I have to say that I love the work I do. What sustains me is the diversity my work allows, the wonderful team in which I sit and the possibilities that can open up meaning for individuals to give capacity to be accountable and to take up responsibility for their actions.  I work in an Aboriginal Health Service in Adelaide South Australia. I feel incredibly humble to have this opportunity. In relation to the ripple effect you mention, I see the change in one client I have been working with. I started working with him whilst he was incarcerated. He spoke of the volatility in his relationship and how “she would push his buttons”. When he was released, he went straight back into the same relationship in much the same way.
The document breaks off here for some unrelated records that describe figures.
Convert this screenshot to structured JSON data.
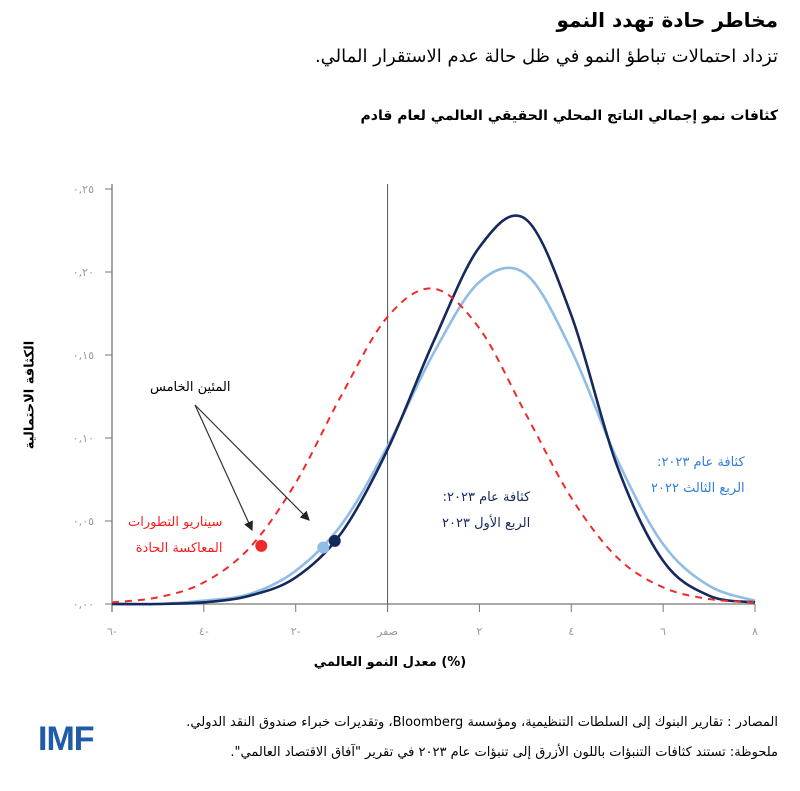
{
  "header": {
    "title": "مخاطر حادة تهدد النمو",
    "subtitle": "تزداد احتمالات تباطؤ النمو في ظل حالة عدم الاستقرار المالي."
  },
  "chart_data": {
    "type": "line",
    "title": "كثافات نمو إجمالي الناتج المحلي الحقيقي العالمي لعام قادم",
    "xlabel": "معدل النمو العالمي (%)",
    "ylabel": "الكثافة الاحتمالية",
    "xlim": [
      -6,
      8
    ],
    "ylim": [
      0,
      0.25
    ],
    "x_ticks": [
      -6,
      -4,
      -2,
      0,
      2,
      4,
      6,
      8
    ],
    "x_tick_labels": [
      "٦-",
      "٤-",
      "٢-",
      "صفر",
      "٢",
      "٤",
      "٦",
      "٨"
    ],
    "y_ticks": [
      0,
      0.05,
      0.1,
      0.15,
      0.2,
      0.25
    ],
    "y_tick_labels": [
      "٠,٠٠",
      "٠,٠٥",
      "٠,١٠",
      "٠,١٥",
      "٠,٢٠",
      "٠,٢٥"
    ],
    "grid": false,
    "x": [
      -6,
      -5,
      -4,
      -3,
      -2,
      -1,
      0,
      1,
      2,
      3,
      4,
      5,
      6,
      7,
      8
    ],
    "series": [
      {
        "name": "كثافة عام ٢٠٢٣: الربع الثالث ٢٠٢٢",
        "color": "#8fbde6",
        "style": "solid",
        "values": [
          0.0,
          0.0,
          0.002,
          0.006,
          0.02,
          0.048,
          0.095,
          0.151,
          0.194,
          0.199,
          0.153,
          0.087,
          0.036,
          0.011,
          0.002
        ],
        "marker": {
          "x": -1.4,
          "y": 0.034
        }
      },
      {
        "name": "كثافة عام ٢٠٢٣: الربع الأول ٢٠٢٣",
        "color": "#15295c",
        "style": "solid",
        "values": [
          0.0,
          0.0,
          0.001,
          0.005,
          0.016,
          0.043,
          0.093,
          0.158,
          0.215,
          0.232,
          0.174,
          0.083,
          0.026,
          0.005,
          0.001
        ],
        "marker": {
          "x": -1.15,
          "y": 0.038
        }
      },
      {
        "name": "سيناريو التطورات المعاكسة الحادة",
        "color": "#ee2a2a",
        "style": "dashed",
        "values": [
          0.001,
          0.004,
          0.013,
          0.034,
          0.073,
          0.126,
          0.173,
          0.19,
          0.166,
          0.115,
          0.064,
          0.028,
          0.01,
          0.003,
          0.001
        ],
        "marker": {
          "x": -2.75,
          "y": 0.035
        }
      }
    ],
    "annotations": {
      "fifth_percentile": "المئين الخامس",
      "severe_line1": "سيناريو التطورات",
      "severe_line2": "المعاكسة الحادة",
      "q1_line1": "كثافة عام ٢٠٢٣:",
      "q1_line2": "الربع الأول ٢٠٢٣",
      "q3_line1": "كثافة عام ٢٠٢٣:",
      "q3_line2": "الربع الثالث ٢٠٢٢"
    }
  },
  "footer": {
    "source": "المصادر : تقارير البنوك إلى السلطات التنظيمية، ومؤسسة Bloomberg، وتقديرات خبراء صندوق النقد الدولي.",
    "note": "ملحوظة: تستند كثافات التنبؤات باللون الأزرق إلى تنبؤات عام ٢٠٢٣ في تقرير \"آفاق الاقتصاد العالمي\".",
    "logo": "IMF"
  }
}
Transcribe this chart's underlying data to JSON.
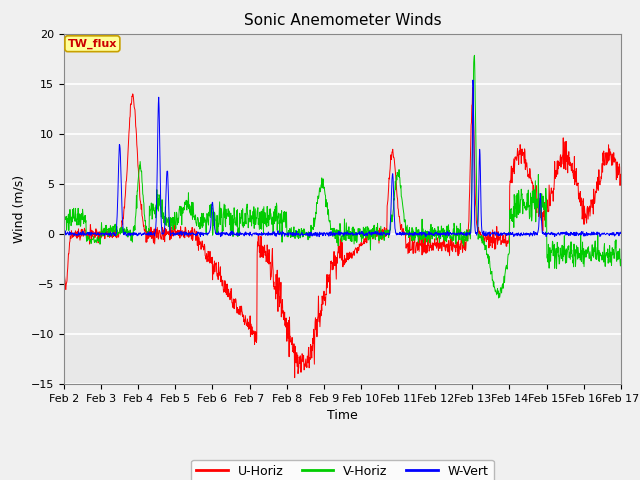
{
  "title": "Sonic Anemometer Winds",
  "xlabel": "Time",
  "ylabel": "Wind (m/s)",
  "xlim_days": [
    2,
    17
  ],
  "ylim": [
    -15,
    20
  ],
  "yticks": [
    -15,
    -10,
    -5,
    0,
    5,
    10,
    15,
    20
  ],
  "xtick_labels": [
    "Feb 2",
    "Feb 3",
    "Feb 4",
    "Feb 5",
    "Feb 6",
    "Feb 7",
    "Feb 8",
    "Feb 9",
    "Feb 10",
    "Feb 11",
    "Feb 12",
    "Feb 13",
    "Feb 14",
    "Feb 15",
    "Feb 16",
    "Feb 17"
  ],
  "label_box_text": "TW_flux",
  "label_box_color": "#ffff99",
  "label_box_edge": "#c8a000",
  "legend_entries": [
    "U-Horiz",
    "V-Horiz",
    "W-Vert"
  ],
  "line_colors": [
    "#ff0000",
    "#00cc00",
    "#0000ff"
  ],
  "fig_bg_color": "#f0f0f0",
  "plot_bg_color": "#e8e8e8",
  "grid_color": "#ffffff",
  "title_fontsize": 11,
  "axis_label_fontsize": 9,
  "tick_fontsize": 8
}
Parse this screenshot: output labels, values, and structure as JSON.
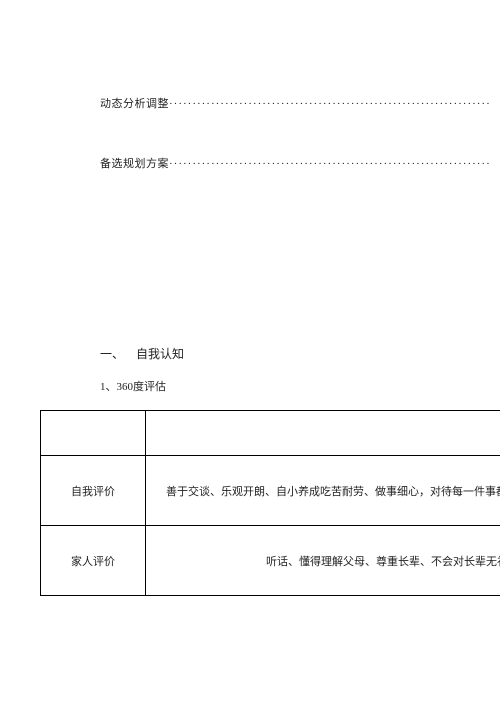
{
  "toc": {
    "line1_label": "动态分析调整",
    "line1_dots": "·····································································",
    "line2_label": "备选规划方案",
    "line2_dots": "·····································································"
  },
  "section": {
    "number": "一、",
    "title": "自我认知"
  },
  "subsection": {
    "title": "1、360度评估"
  },
  "table": {
    "header_col1": "",
    "header_col2": "",
    "row1_label": "自我评价",
    "row1_content": "善于交谈、乐观开朗、自小养成吃苦耐劳、做事细心，对待每一件事都认",
    "row2_label": "家人评价",
    "row2_content": "听话、懂得理解父母、尊重长辈、不会对长辈无礼，"
  },
  "colors": {
    "text": "#222222",
    "border": "#000000",
    "background": "#ffffff"
  }
}
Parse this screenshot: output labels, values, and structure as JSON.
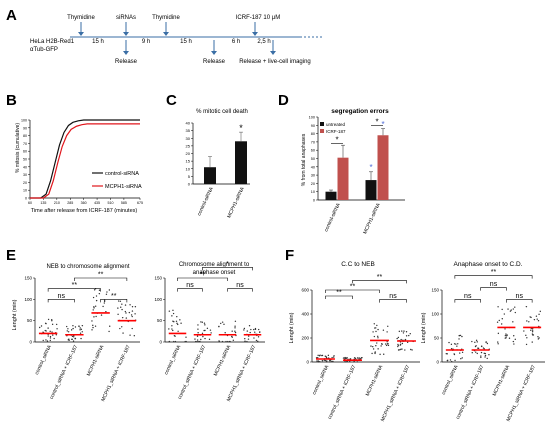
{
  "panel_letters": [
    "A",
    "B",
    "C",
    "D",
    "E",
    "F"
  ],
  "timeline": {
    "cell_line": "HeLa H2B-Red1",
    "cell_line2": "αTub-GFP",
    "top_labels": [
      "Thymidine",
      "siRNAs",
      "Thymidine",
      "ICRF-187 10 μM"
    ],
    "durations": [
      "15 h",
      "9 h",
      "15 h",
      "6 h",
      "2,5 h"
    ],
    "bottom_labels": [
      "Release",
      "Release",
      "Release + live-cell imaging"
    ]
  },
  "colors": {
    "black": "#111111",
    "red": "#e0161c",
    "bar_black": "#111111",
    "bar_red": "#c0504d",
    "sig_blue": "#4f6bd8",
    "median": "#ff0000"
  },
  "chart_data": [
    {
      "panel": "B",
      "type": "line",
      "ylabel": "% mitosis (cumulative)",
      "xlabel": "Time after release from ICRF-187 (minutes)",
      "xlim": [
        60,
        675
      ],
      "ylim": [
        0,
        100
      ],
      "x_ticks": [
        60,
        135,
        210,
        285,
        360,
        435,
        510,
        585,
        675
      ],
      "y_ticks": [
        0,
        10,
        20,
        30,
        40,
        50,
        60,
        70,
        80,
        90,
        100
      ],
      "legend": "right",
      "series": [
        {
          "name": "control-siRNA",
          "color": "#111111",
          "x": [
            60,
            120,
            150,
            175,
            200,
            225,
            250,
            275,
            300,
            330,
            360,
            675
          ],
          "y": [
            0,
            0,
            5,
            22,
            45,
            68,
            84,
            93,
            97,
            99,
            100,
            100
          ]
        },
        {
          "name": "MCPH1-siRNA",
          "color": "#e0161c",
          "x": [
            60,
            135,
            165,
            190,
            215,
            240,
            265,
            290,
            320,
            350,
            380,
            675
          ],
          "y": [
            0,
            0,
            5,
            22,
            45,
            66,
            80,
            88,
            92,
            94,
            95,
            95
          ]
        }
      ]
    },
    {
      "panel": "C",
      "type": "bar",
      "title": "% mitotic cell death",
      "categories": [
        "control-siRNA",
        "MCPH1-siRNA"
      ],
      "values": [
        11,
        28
      ],
      "errors": [
        7,
        6
      ],
      "ylim": [
        0,
        40
      ],
      "y_ticks": [
        0,
        5,
        10,
        15,
        20,
        25,
        30,
        35,
        40
      ],
      "annotations": [
        "*"
      ]
    },
    {
      "panel": "D",
      "type": "bar",
      "title": "segregation errors",
      "ylabel": "% from total anaphases",
      "categories": [
        "control-siRNA",
        "MCPH1-siRNA"
      ],
      "series": [
        {
          "name": "untreated",
          "color": "#111111",
          "values": [
            10,
            24
          ],
          "errors": [
            2,
            10
          ]
        },
        {
          "name": "ICRF-187",
          "color": "#c0504d",
          "values": [
            51,
            78
          ],
          "errors": [
            15,
            8
          ]
        }
      ],
      "ylim": [
        0,
        100
      ],
      "y_ticks": [
        0,
        10,
        20,
        30,
        40,
        50,
        60,
        70,
        80,
        90,
        100
      ],
      "legend": "top-left",
      "annotations": [
        "*",
        "*"
      ]
    },
    {
      "panel": "E-left",
      "type": "scatter",
      "title": "NEB to chromosome alignment",
      "ylabel": "Lenght (min)",
      "categories": [
        "control_siRNA",
        "control_siRNA + ICRF-187",
        "MCPH1-siRNA",
        "MCPH1_siRNA + ICRF-187"
      ],
      "medians": [
        20,
        17,
        68,
        50
      ],
      "ylim": [
        0,
        150
      ],
      "y_ticks": [
        0,
        50,
        100,
        150
      ],
      "significance": [
        "ns",
        "**",
        "**",
        "**"
      ]
    },
    {
      "panel": "E-right",
      "type": "scatter",
      "title": "Chromosome alignment to",
      "title2": "anaphase onset",
      "categories": [
        "control_siRNA",
        "control_siRNA + ICRF-187",
        "MCPH1-siRNA",
        "MCPH1_siRNA + ICRF-187"
      ],
      "medians": [
        20,
        17,
        17,
        17
      ],
      "ylim": [
        0,
        150
      ],
      "y_ticks": [
        0,
        50,
        100,
        150
      ],
      "significance": [
        "ns",
        "ns",
        "**",
        "*"
      ]
    },
    {
      "panel": "F-left",
      "type": "scatter",
      "title": "C.C to NEB",
      "ylabel": "Lenght (min)",
      "categories": [
        "control_siRNA",
        "control_siRNA + ICRF-187",
        "MCPH1-siRNA",
        "MCPH1_siRNA + ICRF-187"
      ],
      "medians": [
        25,
        15,
        180,
        175
      ],
      "ylim": [
        0,
        600
      ],
      "y_ticks": [
        0,
        200,
        400,
        600
      ],
      "significance": [
        "**",
        "**",
        "ns",
        "**"
      ]
    },
    {
      "panel": "F-right",
      "type": "scatter",
      "title": "Anaphase onset to C.D.",
      "ylabel": "Lenght (min)",
      "categories": [
        "control_siRNA",
        "control_siRNA + ICRF-187",
        "MCPH1-siRNA",
        "MCPH1_siRNA + ICRF-187"
      ],
      "medians": [
        25,
        25,
        72,
        72
      ],
      "ylim": [
        0,
        150
      ],
      "y_ticks": [
        0,
        50,
        100,
        150
      ],
      "significance": [
        "ns",
        "ns",
        "ns",
        "**"
      ]
    }
  ]
}
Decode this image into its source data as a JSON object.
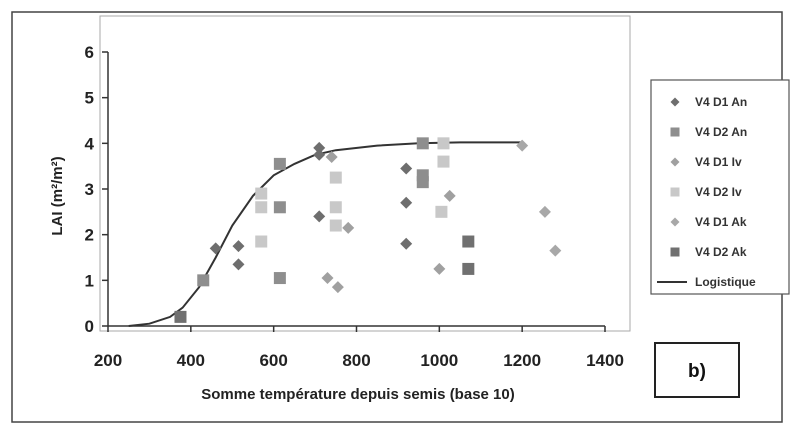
{
  "chart_data": {
    "type": "scatter",
    "xlabel": "Somme température  depuis semis (base 10)",
    "ylabel": "LAI (m²/m²)",
    "xlim": [
      200,
      1400
    ],
    "ylim": [
      0,
      6
    ],
    "xticks": [
      "200",
      "400",
      "600",
      "800",
      "1000",
      "1200",
      "1400"
    ],
    "yticks": [
      "0",
      "1",
      "2",
      "3",
      "4",
      "5",
      "6"
    ],
    "grid": false,
    "legend_position": "right",
    "panel_label": "b)",
    "series": [
      {
        "name": "V4 D1 An",
        "marker": "diamond",
        "color": "#6e6e6e",
        "points": [
          [
            460,
            1.7
          ],
          [
            515,
            1.75
          ],
          [
            515,
            1.35
          ],
          [
            710,
            3.9
          ],
          [
            710,
            3.75
          ],
          [
            710,
            2.4
          ],
          [
            920,
            3.45
          ],
          [
            920,
            2.7
          ],
          [
            920,
            1.8
          ]
        ]
      },
      {
        "name": "V4 D2 An",
        "marker": "square",
        "color": "#8e8e8e",
        "points": [
          [
            430,
            1.0
          ],
          [
            615,
            3.55
          ],
          [
            615,
            2.6
          ],
          [
            615,
            1.05
          ],
          [
            960,
            4.0
          ],
          [
            960,
            3.3
          ],
          [
            960,
            3.15
          ]
        ]
      },
      {
        "name": "V4 D1 Iv",
        "marker": "diamond",
        "color": "#a0a0a0",
        "points": [
          [
            740,
            3.7
          ],
          [
            730,
            1.05
          ],
          [
            755,
            0.85
          ],
          [
            780,
            2.15
          ],
          [
            1025,
            2.85
          ],
          [
            1000,
            1.25
          ]
        ]
      },
      {
        "name": "V4 D2 Iv",
        "marker": "square",
        "color": "#c8c8c8",
        "points": [
          [
            570,
            2.9
          ],
          [
            570,
            2.6
          ],
          [
            570,
            1.85
          ],
          [
            750,
            3.25
          ],
          [
            750,
            2.6
          ],
          [
            750,
            2.2
          ],
          [
            1010,
            4.0
          ],
          [
            1010,
            3.6
          ],
          [
            1005,
            2.5
          ]
        ]
      },
      {
        "name": "V4 D1 Ak",
        "marker": "diamond",
        "color": "#a8a8a8",
        "points": [
          [
            1200,
            3.95
          ],
          [
            1255,
            2.5
          ],
          [
            1280,
            1.65
          ]
        ]
      },
      {
        "name": "V4 D2 Ak",
        "marker": "square",
        "color": "#707070",
        "points": [
          [
            375,
            0.2
          ],
          [
            1070,
            1.85
          ],
          [
            1070,
            1.25
          ]
        ]
      },
      {
        "name": "Logistique",
        "marker": "line",
        "color": "#333333",
        "points": [
          [
            250,
            0.0
          ],
          [
            300,
            0.05
          ],
          [
            350,
            0.2
          ],
          [
            380,
            0.4
          ],
          [
            420,
            0.85
          ],
          [
            460,
            1.5
          ],
          [
            500,
            2.2
          ],
          [
            550,
            2.85
          ],
          [
            600,
            3.3
          ],
          [
            650,
            3.55
          ],
          [
            700,
            3.75
          ],
          [
            750,
            3.85
          ],
          [
            850,
            3.95
          ],
          [
            950,
            4.0
          ],
          [
            1050,
            4.02
          ],
          [
            1200,
            4.02
          ]
        ]
      }
    ]
  }
}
At some point he started to take responsibility and removed himself completely out of the relationship, continued to come to counselling and went back to study. As an Aboriginal man he sees the self worth that was invisible to him in the past. His community have had little to do with him due to past history. He is now being accepted back into his community and having an influence on the youth first hand.

Pretty big ripple.

Thanks for your hard work in transcribing Will be great to read

🙂

Cate-Ryan 2Cate Ryan

Hi Everyone,

I realise this conversation has been quiet for a little while, however I just wanted to share somewhere with the group that i had the most awesome week last week exploring this area of work with Rob Hall in my community.  :mrgreen: :mrgreen: :mrgreen:

For the last for years I’ve been lead project worker for firstly what was named ‘Addressing Violence in Relationships’ and has shifted to ‘Respectful Relationships’ in my organisation. This project came about in response to the messages we received from young woman about the violence they’d experienced in relationships and how they wanted others to reduce the acceptance of violence in their lives. It has been a hell of a journey from these initial stages and at the early stages when we were delivering workshops in schools to young people, there always felt like something was missing when we stacked up the girp this issue has on society compared to the 2.5hours we were afforded by the school institutions. After staffing changes in the team we also began to realise that the knowledge of responding to the presence of violence more often then not, leaves with the staff and new workers have a lot of space to transvers in the ‘possible to know’ landscape of practice. That is why we are in the stage of developing an organisational framework to respond to the presence of violence in the communities we work and it was so wonderful that Rob accepted our invitation to come to visit and share his practice. This is the 2nd time i’ve heard this workshop (the first as a part of the NPA course last year) and I find inspiration and opportunities to open doors in this area of work like no other practice I’ve yet to come across and i find myself thinking ‘i can and want to do this work’ – this is such a different feeling then the moralistic weight and fight that more traditional ways of approaching this work leave me. Each time i look closer at the theory of this work I am struck by how many ways the dominate discourse of patriarchal ways is promoted in society, especially in the media. I’m very keen to reflect on the feedback of participant regarding resonance and elements that would be useful to integrate into our work and hope we can continue to slowly generate a position that invites families and young people to stand up for the ethics they want to live their life by.

Peggy – i’m excited that Rob will be heading your way later in the year, such a delight.